Baby shook her head.

“Oh, I see.” I nodded. “I keep thousands of cats because I’m so fat and lonely I just sit at home waiting for a man to come along and marry me?”

“You’re missing the point,” she said.

“Look, Vegas is a businessman. Or so he keeps telling us. Hopefully, if he’s weighing risk versus reward, he’ll find it far more rewarding to go back to the beach house and try to find the money and drugs there while we’re gone rather than come after us,” I said. “He might even be successful after a while.”

“So you did hide it in the house,” Baby said, chewing her lip.

“The search will keep them entertained,” I continued. “Those guys want their stuff more than they want us. That’s their priority. So we set them up to get busted while they’re searching. That’s one problem solved. As for whoever is after Ashton and his friends, without him in the picture, the killer will have only Vera to focus on. We can call the police and negotiate Ashton’s surrender, and while we’re at it, we tell them this guy is going to be watching her, and—”

My words were cut off by a wail of sirens. Two squad cars and an unmarked sedan with a flashing light bar in the windshield pulled into the gas station, surrounding us, the last to arrive screeching to a halt only feet from Ashton as he exited the building. He dropped his armful of snacks, shattering a glass bottle of soda on the concrete. Men and women congregating around the automatic doors backed up against the wall, their hands up.

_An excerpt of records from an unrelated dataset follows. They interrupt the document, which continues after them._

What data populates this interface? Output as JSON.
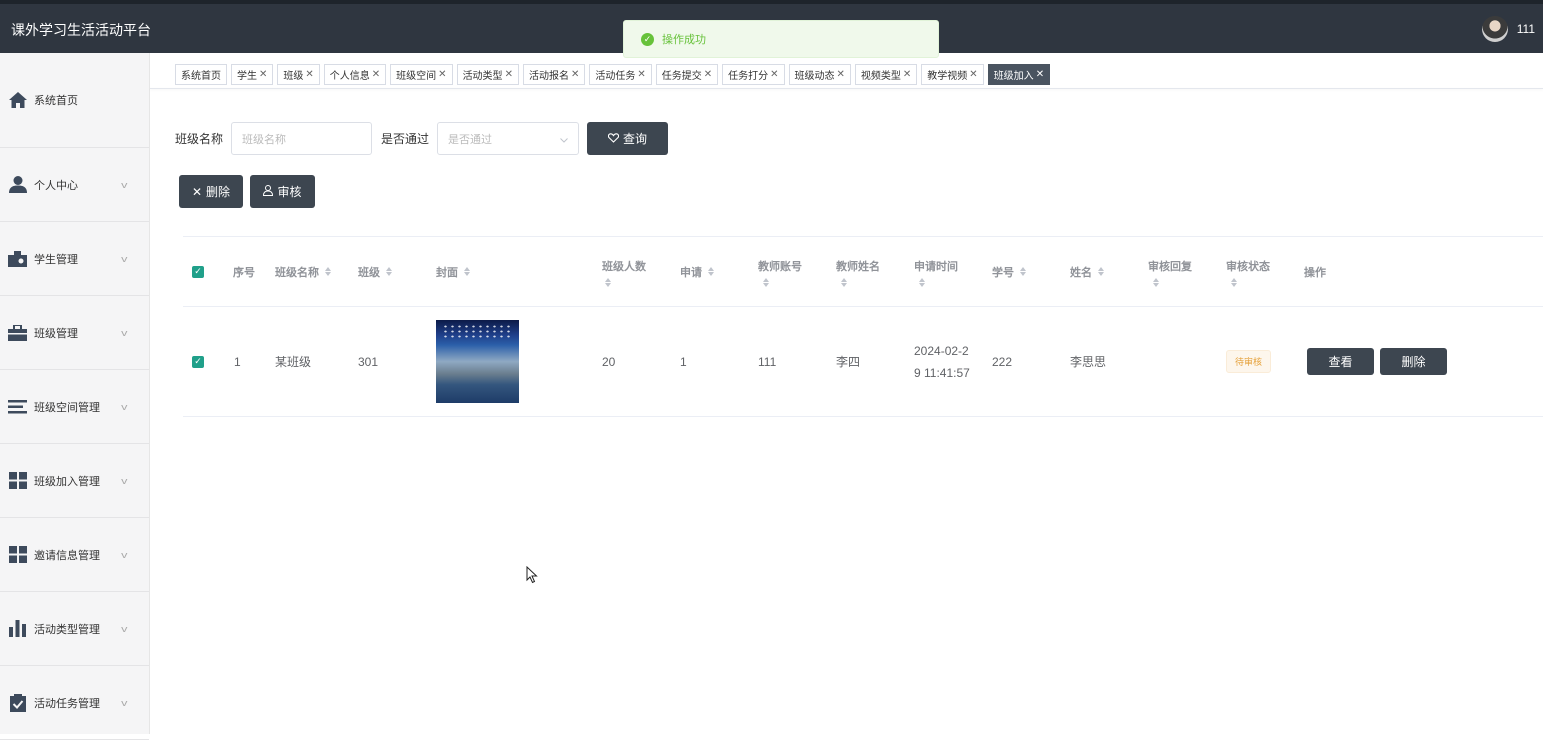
{
  "app": {
    "title": "课外学习生活活动平台",
    "user_name": "111"
  },
  "toast": {
    "message": "操作成功"
  },
  "sidebar": {
    "items": [
      {
        "label": "系统首页",
        "icon": "home-icon",
        "has_arrow": false
      },
      {
        "label": "个人中心",
        "icon": "person-icon",
        "has_arrow": true
      },
      {
        "label": "学生管理",
        "icon": "id-card-icon",
        "has_arrow": true
      },
      {
        "label": "班级管理",
        "icon": "briefcase-icon",
        "has_arrow": true
      },
      {
        "label": "班级空间管理",
        "icon": "list-icon",
        "has_arrow": true
      },
      {
        "label": "班级加入管理",
        "icon": "grid-icon",
        "has_arrow": true
      },
      {
        "label": "邀请信息管理",
        "icon": "grid-icon",
        "has_arrow": true
      },
      {
        "label": "活动类型管理",
        "icon": "bar-chart-icon",
        "has_arrow": true
      },
      {
        "label": "活动任务管理",
        "icon": "clipboard-icon",
        "has_arrow": true
      }
    ]
  },
  "tabs": [
    {
      "label": "系统首页",
      "closable": false
    },
    {
      "label": "学生",
      "closable": true
    },
    {
      "label": "班级",
      "closable": true
    },
    {
      "label": "个人信息",
      "closable": true
    },
    {
      "label": "班级空间",
      "closable": true
    },
    {
      "label": "活动类型",
      "closable": true
    },
    {
      "label": "活动报名",
      "closable": true
    },
    {
      "label": "活动任务",
      "closable": true
    },
    {
      "label": "任务提交",
      "closable": true
    },
    {
      "label": "任务打分",
      "closable": true
    },
    {
      "label": "班级动态",
      "closable": true
    },
    {
      "label": "视频类型",
      "closable": true
    },
    {
      "label": "教学视频",
      "closable": true
    },
    {
      "label": "班级加入",
      "closable": true,
      "active": true
    }
  ],
  "search": {
    "class_name_label": "班级名称",
    "class_name_placeholder": "班级名称",
    "passed_label": "是否通过",
    "passed_placeholder": "是否通过",
    "query_button": "查询"
  },
  "actions": {
    "delete_button": "删除",
    "review_button": "审核"
  },
  "table": {
    "headers": {
      "index": "序号",
      "class_name": "班级名称",
      "class": "班级",
      "cover": "封面",
      "class_size": "班级人数",
      "apply": "申请",
      "teacher_account": "教师账号",
      "teacher_name": "教师姓名",
      "apply_time": "申请时间",
      "student_no": "学号",
      "name": "姓名",
      "review_reply": "审核回复",
      "review_status": "审核状态",
      "operation": "操作"
    },
    "rows": [
      {
        "index": "1",
        "class_name": "某班级",
        "class": "301",
        "class_size": "20",
        "apply": "1",
        "teacher_account": "111",
        "teacher_name": "李四",
        "apply_time_line1": "2024-02-2",
        "apply_time_line2": "9 11:41:57",
        "student_no": "222",
        "name": "李思思",
        "review_reply": "",
        "review_status": "待审核",
        "view_button": "查看",
        "delete_button": "删除"
      }
    ]
  },
  "colors": {
    "topbar": "#2f3640",
    "button_dark": "#3d4650",
    "checkbox": "#20a08a",
    "success": "#67c23a",
    "warning": "#e6a23c"
  }
}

Officer David Summerly was the last person I expected to see exit the lead unmarked vehicle and walk across the station toward me. He took a pair of cuffs from his belt and snapped one onto my wrist.

“Rhonda Bird,” he said, “you’re under arrest.”





Chapter 92



Jacob was rusty. That was his problem. He’d gotten worn down and slightly crooked, like an armchair flopped into too many times over too many years. Creaking and cracking. He was getting old. Jacob had made mistakes, and the biggest of them was falling in love, building a family. As he drove through the streets of Palos Verdes, slamming his foot on the accelerator of the BMW and hooking into turns like a race-car driver, he scolded himself. A family not unlike his own, two parents and a young girl, hurled themselves out of a crosswalk and onto the grass beneath a palm tree as he roared past.

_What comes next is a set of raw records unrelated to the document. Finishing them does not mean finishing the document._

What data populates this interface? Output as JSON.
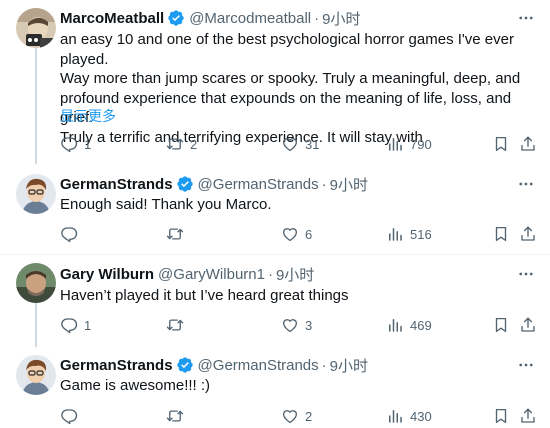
{
  "colors": {
    "accent": "#1d9bf0",
    "muted": "#536471",
    "text": "#0f1419",
    "divider": "#eff3f4"
  },
  "tweets": [
    {
      "name": "MarcoMeatball",
      "verified": true,
      "handle": "@Marcodmeatball",
      "time": "9小时",
      "lines": [
        "an easy 10 and one of the best psychological horror games I've ever played.",
        "Way more than jump scares or spooky. Truly a meaningful, deep, and",
        "profound experience that expounds on the meaning of life, loss, and grief.",
        "Truly a terrific and terrifying experience. It will stay with"
      ],
      "show_more": "显示更多",
      "reply_count": "1",
      "retweet_count": "2",
      "like_count": "31",
      "view_count": "790"
    },
    {
      "name": "GermanStrands",
      "verified": true,
      "handle": "@GermanStrands",
      "time": "9小时",
      "lines": [
        "Enough said! Thank you Marco."
      ],
      "reply_count": "",
      "retweet_count": "",
      "like_count": "6",
      "view_count": "516"
    },
    {
      "name": "Gary Wilburn",
      "verified": false,
      "handle": "@GaryWilburn1",
      "time": "9小时",
      "lines": [
        "Haven’t played it but I’ve heard great things"
      ],
      "reply_count": "1",
      "retweet_count": "",
      "like_count": "3",
      "view_count": "469"
    },
    {
      "name": "GermanStrands",
      "verified": true,
      "handle": "@GermanStrands",
      "time": "9小时",
      "lines": [
        "Game is awesome!!! :)"
      ],
      "reply_count": "",
      "retweet_count": "",
      "like_count": "2",
      "view_count": "430"
    }
  ]
}
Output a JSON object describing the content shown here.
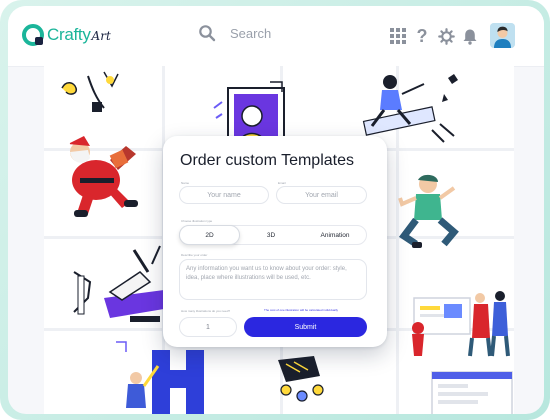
{
  "app": {
    "name_part1": "Crafty",
    "name_part2": "Art"
  },
  "header": {
    "search_placeholder": "Search",
    "icons": [
      "search-icon",
      "grid-icon",
      "help-icon",
      "settings-icon",
      "bell-icon",
      "avatar"
    ]
  },
  "modal": {
    "title": "Order custom Templates",
    "name_label": "Name",
    "name_placeholder": "Your name",
    "email_label": "Email",
    "email_placeholder": "Your email",
    "style_label": "Choose illustration type",
    "styles": [
      "2D",
      "3D",
      "Animation"
    ],
    "selected_style": "2D",
    "description_label": "Describe your order",
    "description_placeholder": "Any information you want us to know about your order: style, idea, place where illustrations will be used, etc.",
    "quantity_label": "How many illustrations do you need?",
    "quantity_value": "1",
    "note": "The cost of one illustration will be calculated individually",
    "submit_label": "Submit"
  },
  "colors": {
    "brand": "#1bb59a",
    "accent": "#2b27e0",
    "frame": "#c4ebe3"
  }
}
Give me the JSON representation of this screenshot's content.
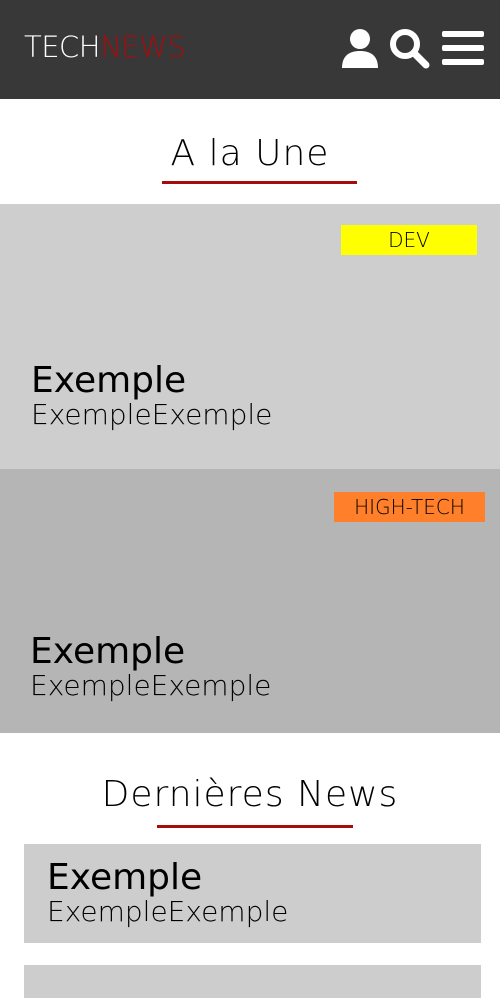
{
  "header": {
    "logo_part1": "TECH",
    "logo_part2": "NEWS",
    "icons": [
      "user-icon",
      "search-icon",
      "menu-icon"
    ]
  },
  "featured": {
    "title": "A la Une",
    "items": [
      {
        "category": "DEV",
        "category_color": "#ffff00",
        "background": "#cecece",
        "title": "Exemple",
        "subtitle": "ExempleExemple"
      },
      {
        "category": "HIGH-TECH",
        "category_color": "#ff7f2a",
        "background": "#b5b5b5",
        "title": "Exemple",
        "subtitle": "ExempleExemple"
      }
    ]
  },
  "latest": {
    "title": "Dernières News",
    "items": [
      {
        "title": "Exemple",
        "subtitle": "ExempleExemple"
      },
      {
        "title": "",
        "subtitle": ""
      }
    ]
  },
  "colors": {
    "header_bg": "#383838",
    "accent": "#a50d0d",
    "logo_text": "#ffffff"
  }
}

When Jacob had been a killer for hire, he’d loved no one, nothing. He had obeyed the rules of men like him, in the last years of the Cold War, that glorious time before CCTV cameras and DNA and civilians with cell phones. Never walk into a room with only one entrance and exit. Keep your back to the wall and your gun loaded. Always have a backup plan, a bug-out bag, a safe house. Keep your body taut and tight. Practice holds and escape maneuvers whenever a spare moment presents itself—in traffic, in the bathroom, in a shitty motel room in Thailand across the road from the sprawling resort where the target lay relaxing in their final hours of life.

Jacob had abandoned all of it when he met Neina, told himself he wasn’t that man anymore. But that man would never die. He wasn’t as sharp anymore. Maybe he was carrying a couple of extra pounds. And his guns had been packed away, useless, in a cupboard in a basement. But the plan should never have changed. The old rules should have been obeyed.

Jacob crested the hill and pulled over, looked down at the house perched on the outcrop of cliffs looking over the vast, sparkling sea. The sun was hanging low over the horizon, making the windows of the house blaze pink. Jacob was glad he couldn’t see inside now. He knew as he sat there watching that there were no officers sitting around Neina on the couches, playing good cop to her while they tried to pry out what she knew. The gate to the property was open, and there were no cars in the driveway.